Sua pergunta me faz lembrar de esta velha pergunta . A resposta para essa pergunta foi Sociedade da Mente por Eric L. Harry . Uma resenha no Google Livros :

Society of the Mind is the story of Dr. Laura Aldridge, a young Harvard psychology professor who is offered a seven-figure sum for a week of unspecified consultation by enigmatic inventor and computer genius Joseph Gray. Unknown to all but Gray's immediate staff, his prized invention and alter-ego - a massive, artificially intelligent neurocomputer - lies buried deep underground; its "mind" has grown troubled and its wide-ranging errors cause for grave concern.

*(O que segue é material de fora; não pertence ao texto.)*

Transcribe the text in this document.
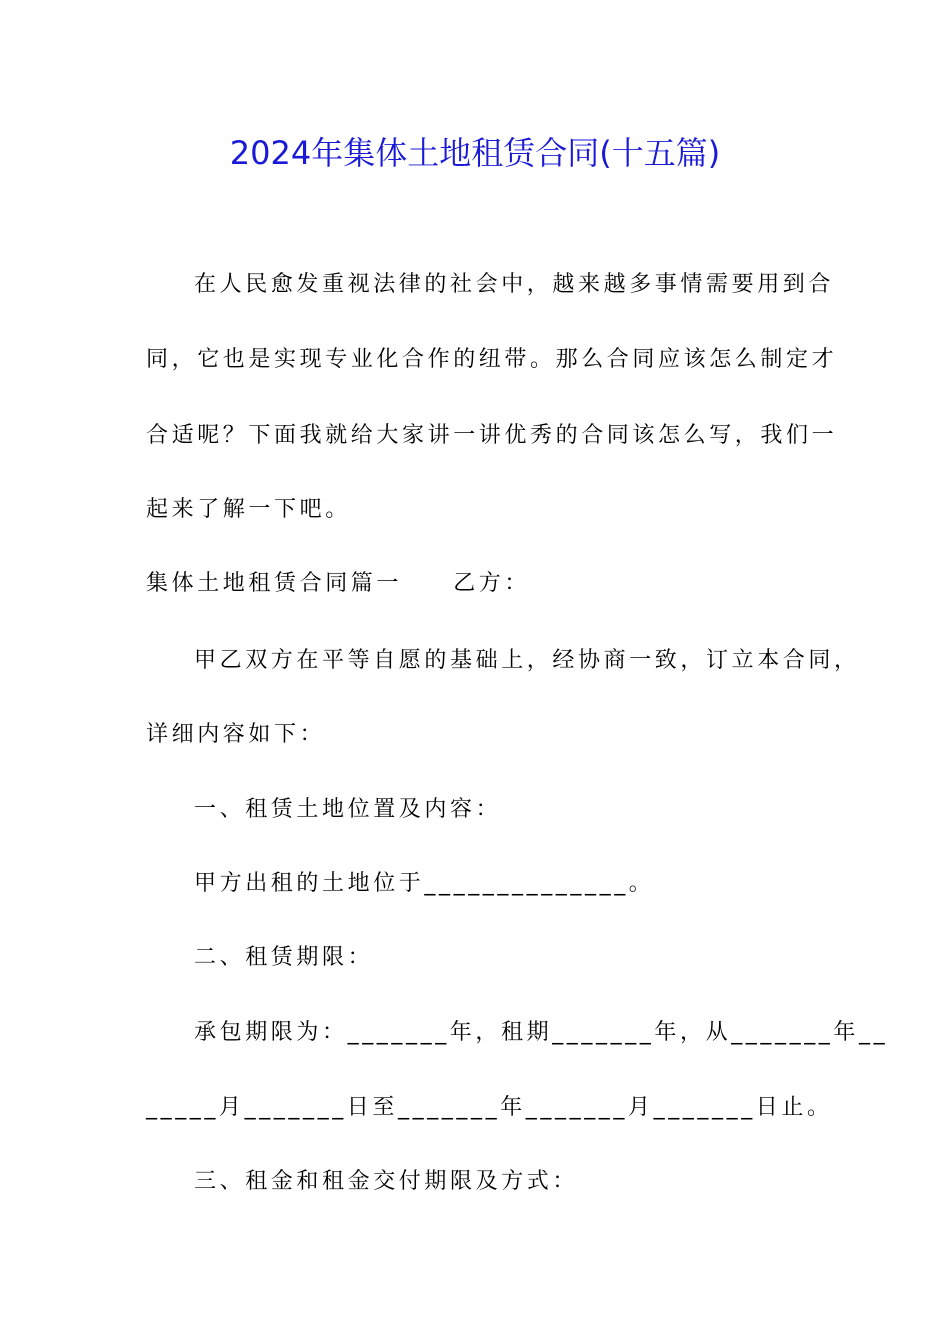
2024年集体土地租赁合同(十五篇)
在人民愈发重视法律的社会中，越来越多事情需要用到合
同，它也是实现专业化合作的纽带。那么合同应该怎么制定才
合适呢？下面我就给大家讲一讲优秀的合同该怎么写，我们一
起来了解一下吧。
集体土地租赁合同篇一　　乙方：
甲乙双方在平等自愿的基础上，经协商一致，订立本合同，
详细内容如下：
一、租赁土地位置及内容：
甲方出租的土地位于______________。
二、租赁期限：
承包期限为：_______年，租期_______年，从_______年__
_____月_______日至_______年_______月_______日止。
三、租金和租金交付期限及方式：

When Laura meets Gray on his south Pacific island, she is shocked - but intrigued - when she learns exactly what her job entails: to psychoanalyze and "cure" Gray's aberrant mainframe, which has become all too human in its operation, before its malfunctions lead to global catastrophe. But what Gray has built is not only a thinking entity; it feels as well. A conscious, brilliant, neurotic, and lonely mind that looks out at the world through cameras, interacting with it by way of the faltering steps of inquisitive, childlike robots, the neurocomputer shares its world with Laura when she immerses herself in Gray's virtual-reality workstations. And the closer Laura gets to the crux of the neurocomputer's psychological problems, the more engaging and "talkative" it becomes - until it begins to have trouble keeping its inventor's potentially devastating secrets. Utterly riveting, Society of the Mind raises questions that are chillingly real: As computer scientists succeed in replicating the human mind, what happens when they mistakenly - or perhaps intentionally - replicate its psychotic tendencies as well? And if the virus of human madness can be caught by computers, can the contagion pass from computers back to man?